Cluster analysis is one piece of the exploratory chemometrics toolkit. From here, you can explore:

• Principal Component Analysis (PCA) — the dimensionality reduction step that often precedes clustering. PCA scores plots give a visual preview of cluster structure before any formal grouping algorithm is applied.
• SIMCA (Soft Independent Modeling of Class Analogy) — when you have labeled classes and want to build a classification model based on PCA models for each class.
• Discriminant analysis (PLS-DA, LDA) — supervised methods that use known labels to find the directions in variable space that best separate classes, complementing the unsupervised exploration that clustering provides.

References

[1] Sokal, R. R., & Sneath, P. H. A. (1963). Principles of Numerical Taxonomy. W. H. Freeman and Company, San Francisco.

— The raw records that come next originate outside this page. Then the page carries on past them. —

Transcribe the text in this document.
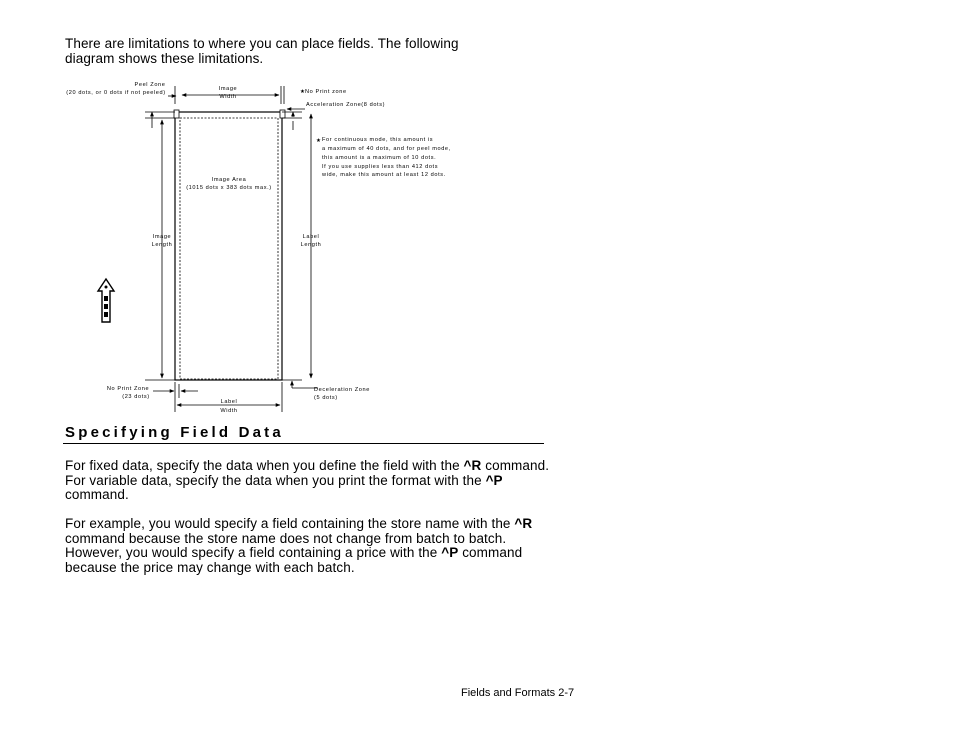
There are limitations to where you can place fields. The following
diagram shows these limitations.

Peel Zone
(20 dots, or 0 dots if not peeled)
Image
Width
★ No Print zone
Acceleration Zone(8 dots)
★ For continuous mode, this amount is
a maximum of 40 dots, and for peel mode,
this amount is a maximum of 10 dots.
If you use supplies less than 412 dots
wide, make this amount at least 12 dots.
Image Area
(1015 dots x 383 dots max.)
Image
Length
Label
Length
No Print Zone
(23 dots)
Deceleration Zone
(5 dots)
Label
Width
Specifying Field Data

For fixed data, specify the data when you define the field with the ^R command. For variable data, specify the data when you print the format with the ^P command.

For example, you would specify a field containing the store name with the ^R command because the store name does not change from batch to batch. However, you would specify a field containing a price with the ^P command because the price may change with each batch.

Fields and Formats 2-7
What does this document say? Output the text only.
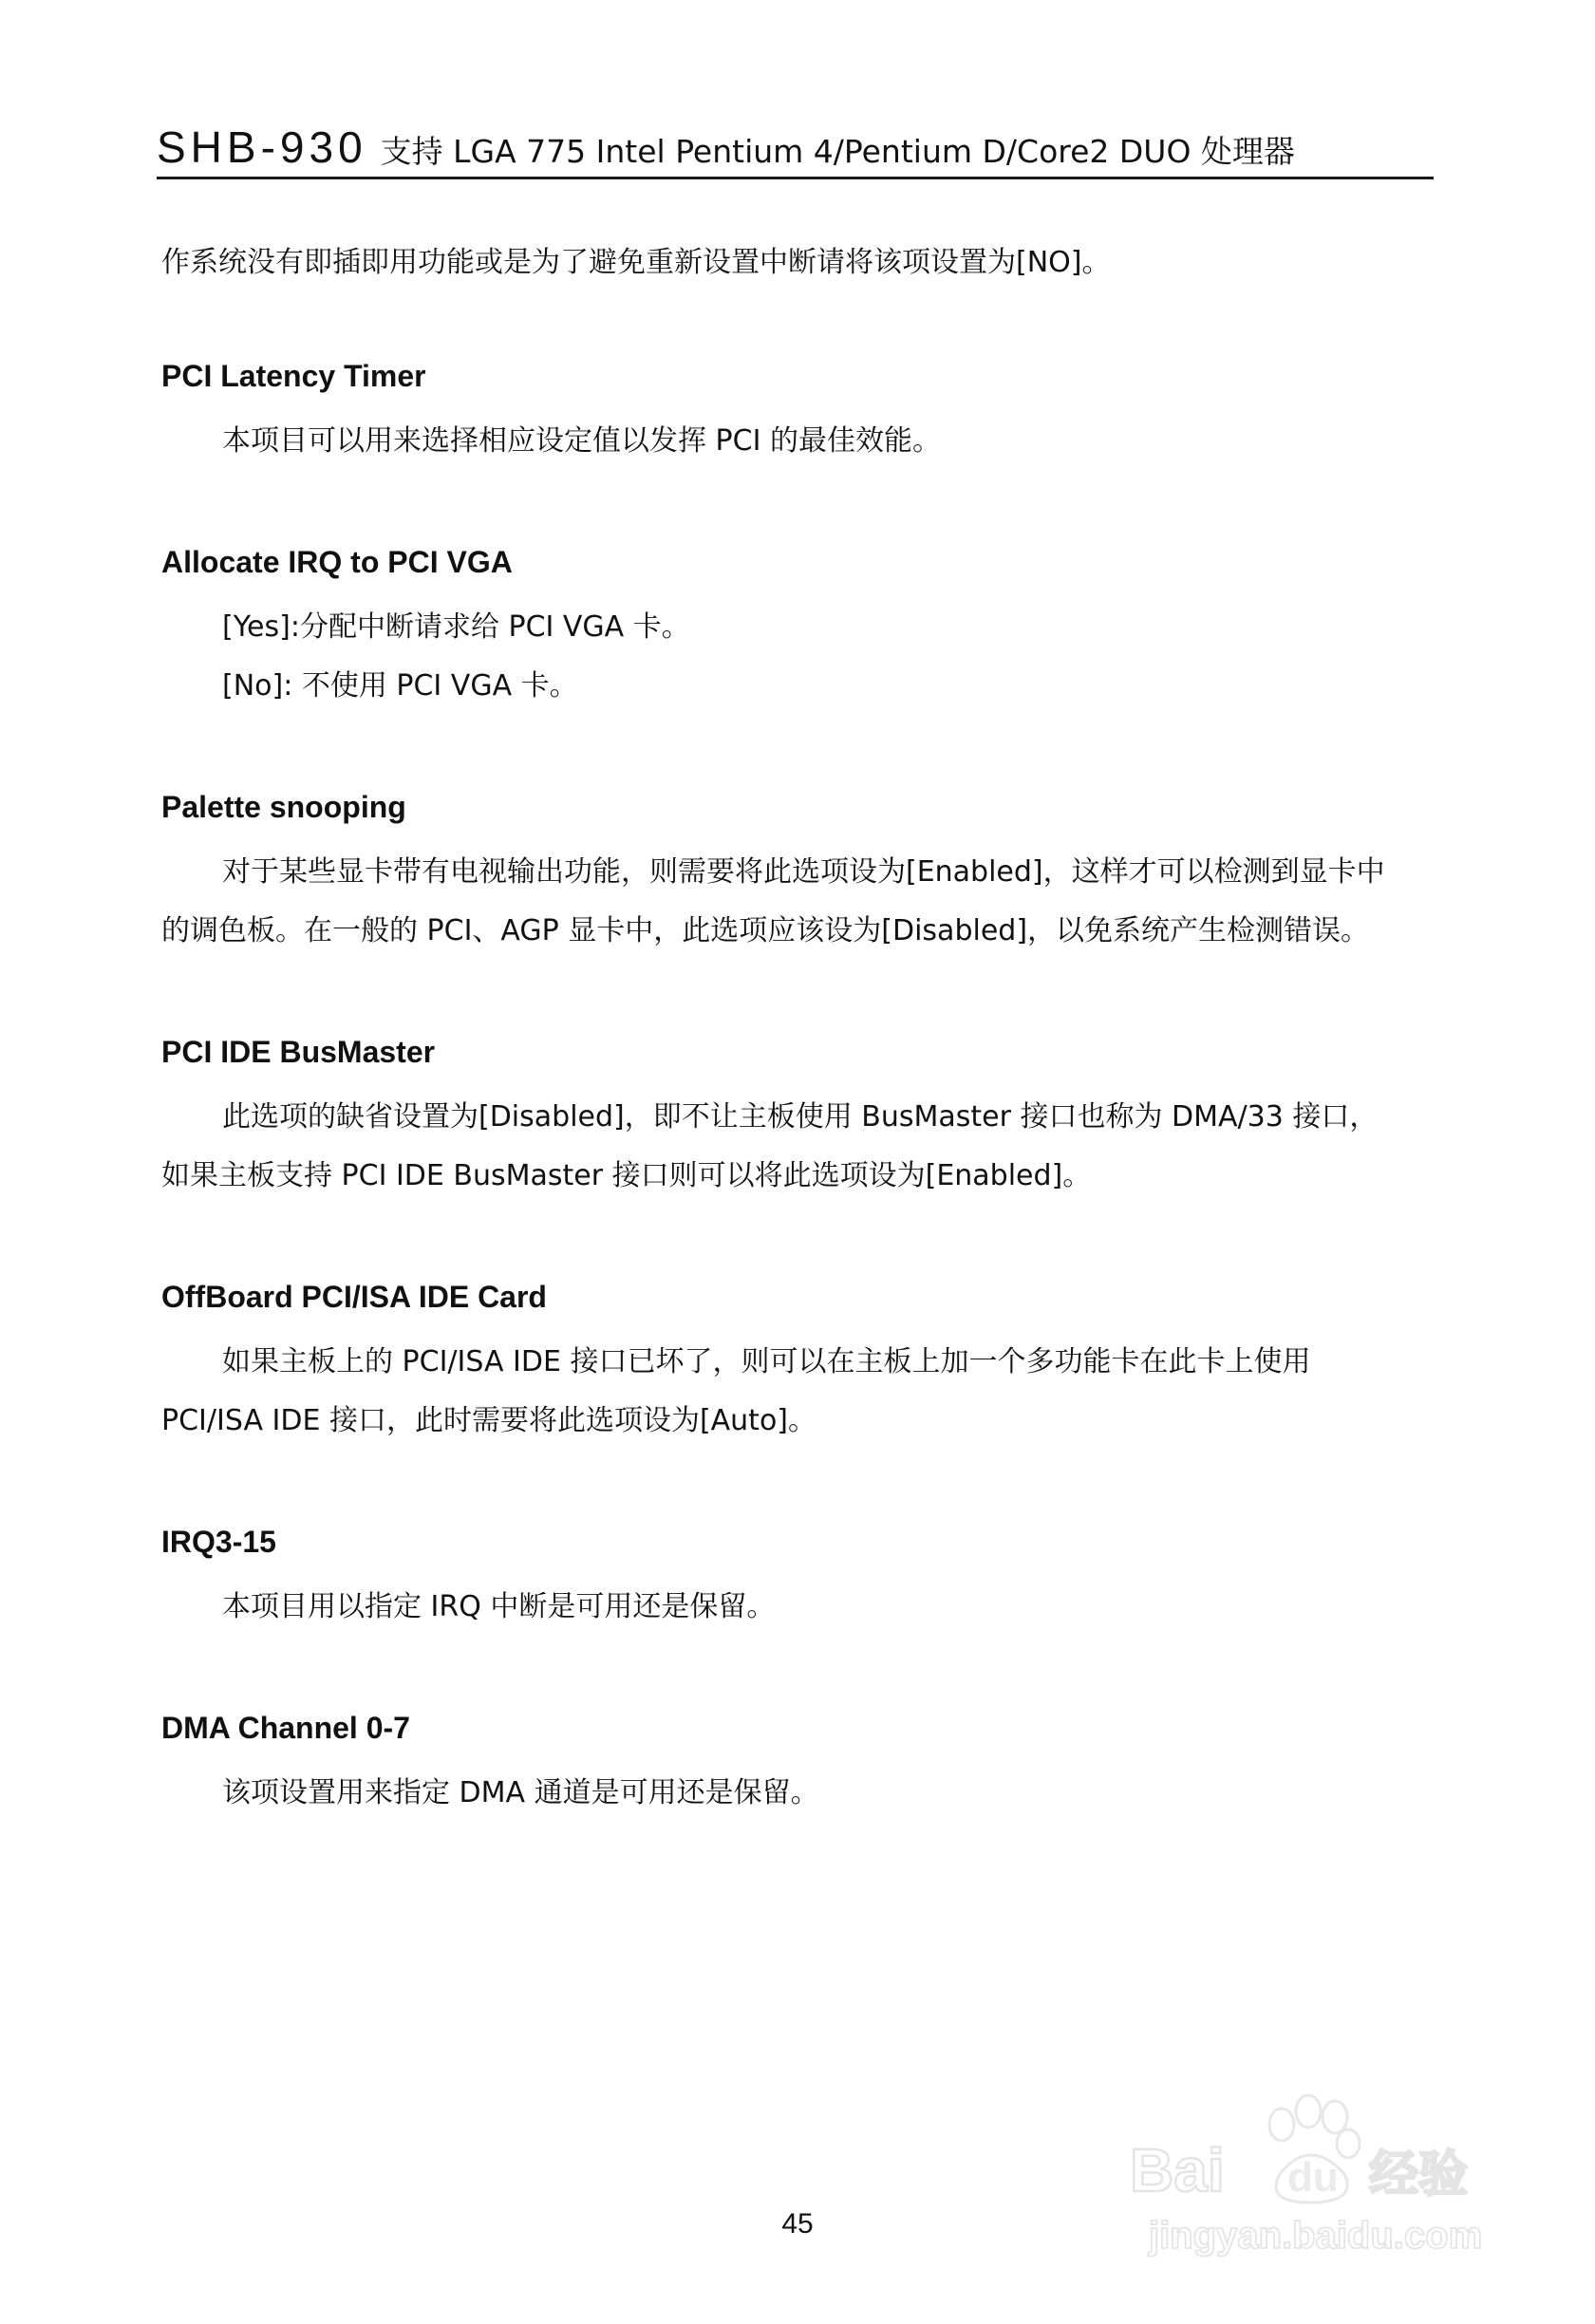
SHB-930 支持 LGA 775 Intel Pentium 4/Pentium D/Core2 DUO 处理器

作系统没有即插即用功能或是为了避免重新设置中断请将该项设置为[NO]。

PCI Latency Timer

本项目可以用来选择相应设定值以发挥 PCI 的最佳效能。

Allocate IRQ to PCI VGA

[Yes]:分配中断请求给 PCI VGA 卡。

[No]: 不使用 PCI VGA 卡。

Palette snooping

对于某些显卡带有电视输出功能，则需要将此选项设为[Enabled]，这样才可以检测到显卡中

的调色板。在一般的 PCI、AGP 显卡中，此选项应该设为[Disabled]，以免系统产生检测错误。

PCI IDE BusMaster

此选项的缺省设置为[Disabled]，即不让主板使用 BusMaster 接口也称为 DMA/33 接口，

如果主板支持 PCI IDE BusMaster 接口则可以将此选项设为[Enabled]。

OffBoard PCI/ISA IDE Card

如果主板上的 PCI/ISA IDE 接口已坏了，则可以在主板上加一个多功能卡在此卡上使用

PCI/ISA IDE 接口，此时需要将此选项设为[Auto]。

IRQ3-15

本项目用以指定 IRQ 中断是可用还是保留。

DMA Channel 0-7

该项设置用来指定 DMA 通道是可用还是保留。

45
Bai du 经验
jingyan.baidu.com
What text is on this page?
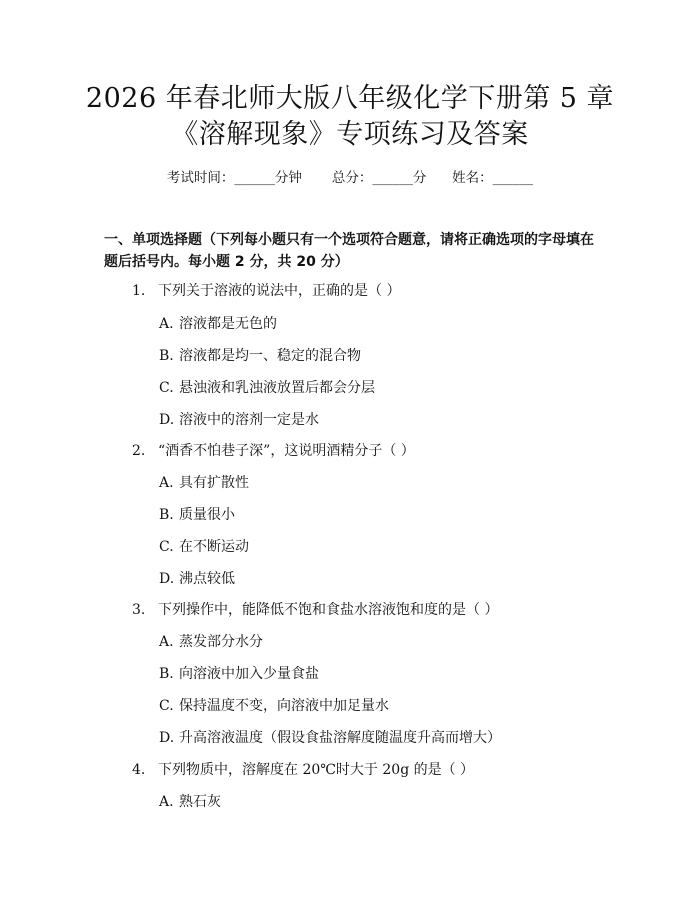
2026 年春北师大版八年级化学下册第 5 章
《溶解现象》专项练习及答案
考试时间：______分钟 总分：______分 姓名：______
一、单项选择题（下列每小题只有一个选项符合题意，请将正确选项的字母填在题后括号内。每小题 2 分，共 20 分）
1. 下列关于溶液的说法中，正确的是（ ）
A. 溶液都是无色的
B. 溶液都是均一、稳定的混合物
C. 悬浊液和乳浊液放置后都会分层
D. 溶液中的溶剂一定是水
2. “酒香不怕巷子深”，这说明酒精分子（ ）
A. 具有扩散性
B. 质量很小
C. 在不断运动
D. 沸点较低
3. 下列操作中，能降低不饱和食盐水溶液饱和度的是（ ）
A. 蒸发部分水分
B. 向溶液中加入少量食盐
C. 保持温度不变，向溶液中加足量水
D. 升高溶液温度（假设食盐溶解度随温度升高而增大）
4. 下列物质中，溶解度在 20℃时大于 20g 的是（ ）
A. 熟石灰
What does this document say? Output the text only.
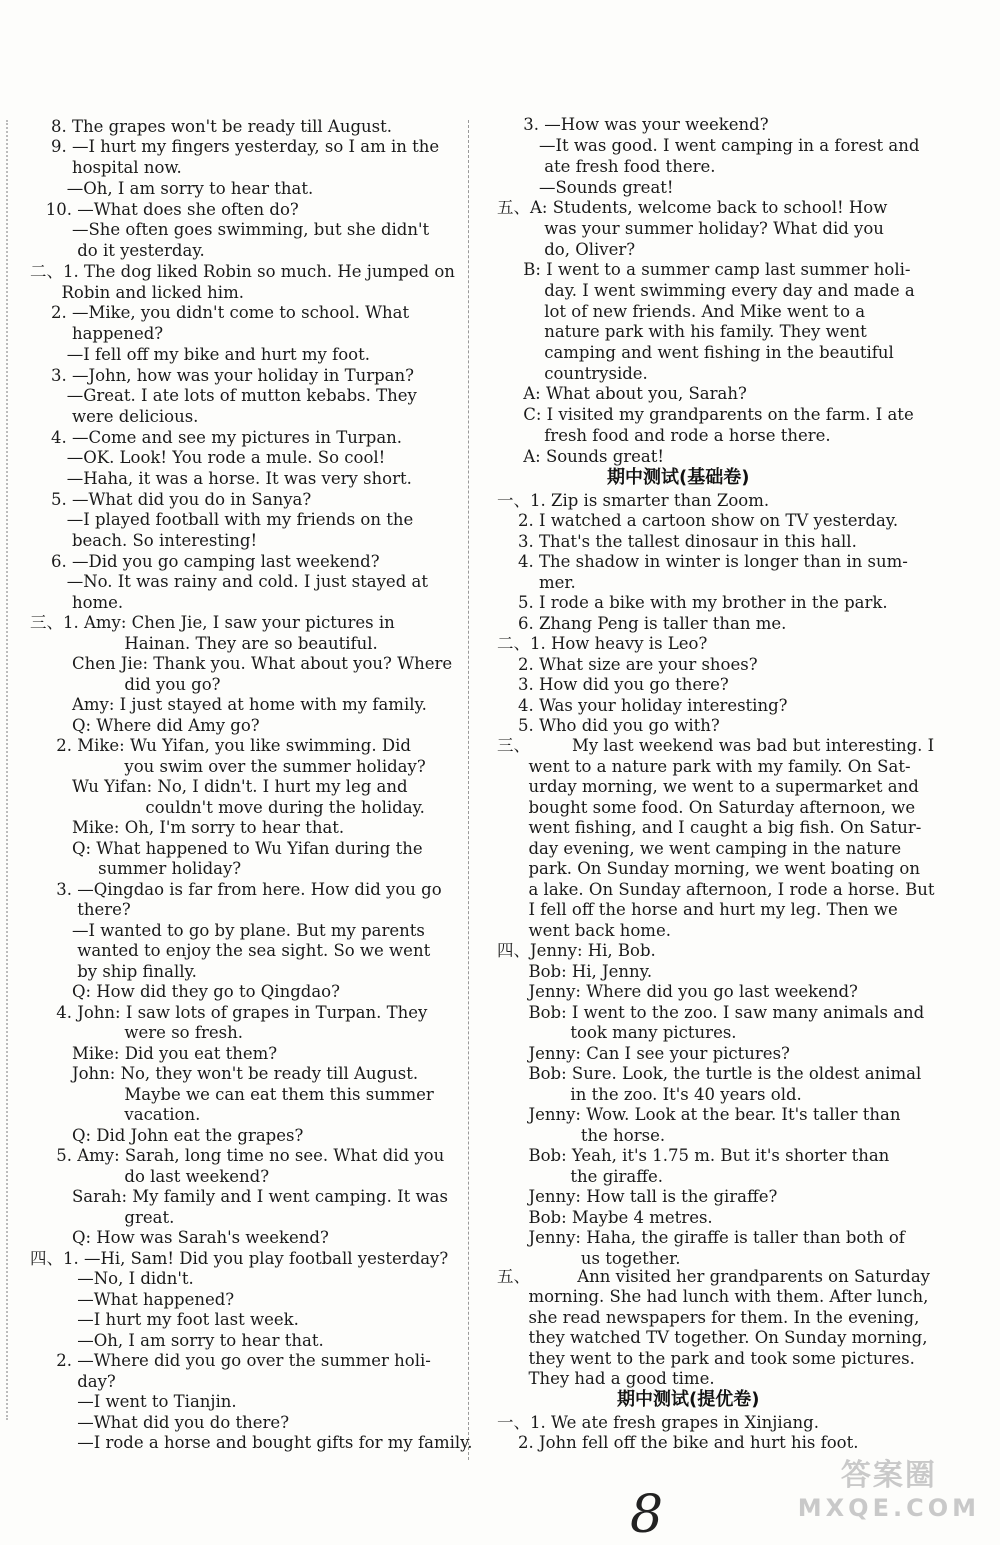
8. The grapes won't be ready till August.
9. —I hurt my fingers yesterday, so I am in the
hospital now.
—Oh, I am sorry to hear that.
10. —What does she often do?
—She often goes swimming, but she didn't
do it yesterday.
二、1. The dog liked Robin so much. He jumped on
Robin and licked him.
2. —Mike, you didn't come to school. What
happened?
—I fell off my bike and hurt my foot.
3. —John, how was your holiday in Turpan?
—Great. I ate lots of mutton kebabs. They
were delicious.
4. —Come and see my pictures in Turpan.
—OK. Look! You rode a mule. So cool!
—Haha, it was a horse. It was very short.
5. —What did you do in Sanya?
—I played football with my friends on the
beach. So interesting!
6. —Did you go camping last weekend?
—No. It was rainy and cold. I just stayed at
home.
三、1. Amy: Chen Jie, I saw your pictures in
Hainan. They are so beautiful.
Chen Jie: Thank you. What about you? Where
did you go?
Amy: I just stayed at home with my family.
Q: Where did Amy go?
2. Mike: Wu Yifan, you like swimming. Did
you swim over the summer holiday?
Wu Yifan: No, I didn't. I hurt my leg and
couldn't move during the holiday.
Mike: Oh, I'm sorry to hear that.
Q: What happened to Wu Yifan during the
summer holiday?
3. —Qingdao is far from here. How did you go
there?
—I wanted to go by plane. But my parents
wanted to enjoy the sea sight. So we went
by ship finally.
Q: How did they go to Qingdao?
4. John: I saw lots of grapes in Turpan. They
were so fresh.
Mike: Did you eat them?
John: No, they won't be ready till August.
Maybe we can eat them this summer
vacation.
Q: Did John eat the grapes?
5. Amy: Sarah, long time no see. What did you
do last weekend?
Sarah: My family and I went camping. It was
great.
Q: How was Sarah's weekend?
四、1. —Hi, Sam! Did you play football yesterday?
—No, I didn't.
—What happened?
—I hurt my foot last week.
—Oh, I am sorry to hear that.
2. —Where did you go over the summer holi-
day?
—I went to Tianjin.
—What did you do there?
—I rode a horse and bought gifts for my family.
期中测试(基础卷)
期中测试(提优卷)
3. —How was your weekend?
—It was good. I went camping in a forest and
ate fresh food there.
—Sounds great!
五、A: Students, welcome back to school! How
was your summer holiday? What did you
do, Oliver?
B: I went to a summer camp last summer holi-
day. I went swimming every day and made a
lot of new friends. And Mike went to a
nature park with his family. They went
camping and went fishing in the beautiful
countryside.
A: What about you, Sarah?
C: I visited my grandparents on the farm. I ate
fresh food and rode a horse there.
A: Sounds great!
一、1. Zip is smarter than Zoom.
2. I watched a cartoon show on TV yesterday.
3. That's the tallest dinosaur in this hall.
4. The shadow in winter is longer than in sum-
mer.
5. I rode a bike with my brother in the park.
6. Zhang Peng is taller than me.
二、1. How heavy is Leo?
2. What size are your shoes?
3. How did you go there?
4. Was your holiday interesting?
5. Who did you go with?
三、        My last weekend was bad but interesting. I
went to a nature park with my family. On Sat-
urday morning, we went to a supermarket and
bought some food. On Saturday afternoon, we
went fishing, and I caught a big fish. On Satur-
day evening, we went camping in the nature
park. On Sunday morning, we went boating on
a lake. On Sunday afternoon, I rode a horse. But
I fell off the horse and hurt my leg. Then we
went back home.
四、Jenny: Hi, Bob.
Bob: Hi, Jenny.
Jenny: Where did you go last weekend?
Bob: I went to the zoo. I saw many animals and
took many pictures.
Jenny: Can I see your pictures?
Bob: Sure. Look, the turtle is the oldest animal
in the zoo. It's 40 years old.
Jenny: Wow. Look at the bear. It's taller than
the horse.
Bob: Yeah, it's 1.75 m. But it's shorter than
the giraffe.
Jenny: How tall is the giraffe?
Bob: Maybe 4 metres.
Jenny: Haha, the giraffe is taller than both of
us together.
五、         Ann visited her grandparents on Saturday
morning. She had lunch with them. After lunch,
she read newspapers for them. In the evening,
they watched TV together. On Sunday morning,
they went to the park and took some pictures.
They had a good time.
一、1. We ate fresh grapes in Xinjiang.
2. John fell off the bike and hurt his foot.
8
答案圈
MXQE.COM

[2] Lloyd, S. (1982). “Least squares quantization in PCM.” IEEE Transactions on Information Theory, 28(2), 129—137. (Originally an unpublished Bell Labs technical report from 1957.)

[3] MacQueen, J. (1967). “Some methods for classification and analysis of multivariate observations.” In Proceedings of the 5th Berkeley Symposium on Mathematical Statistics and Probability, vol. 1, pp. 281—297.

[4] Ward, J. H. Jr. (1963). “Hierarchical grouping to optimize an objective function.” Journal of the American Statistical Association, 58(301), 236—244.

[5] Kaufman, L., & Rousseeuw, P. J. (1990). Finding Groups in Data: An Introduction to Cluster Analysis. Wiley, New York.

[6] Brereton, R. G. (2003). Chemometrics: Data Analysis for the Laboratory and Chemical Plant. Wiley, Chichester. Chapter 8: Cluster Analysis.

[7] Hastie, T., Tibshirani, R., & Friedman, J. (2009). The Elements of Statistical Learning (2nd ed.). Springer, New York. Chapter 14: Unsupervised Learning.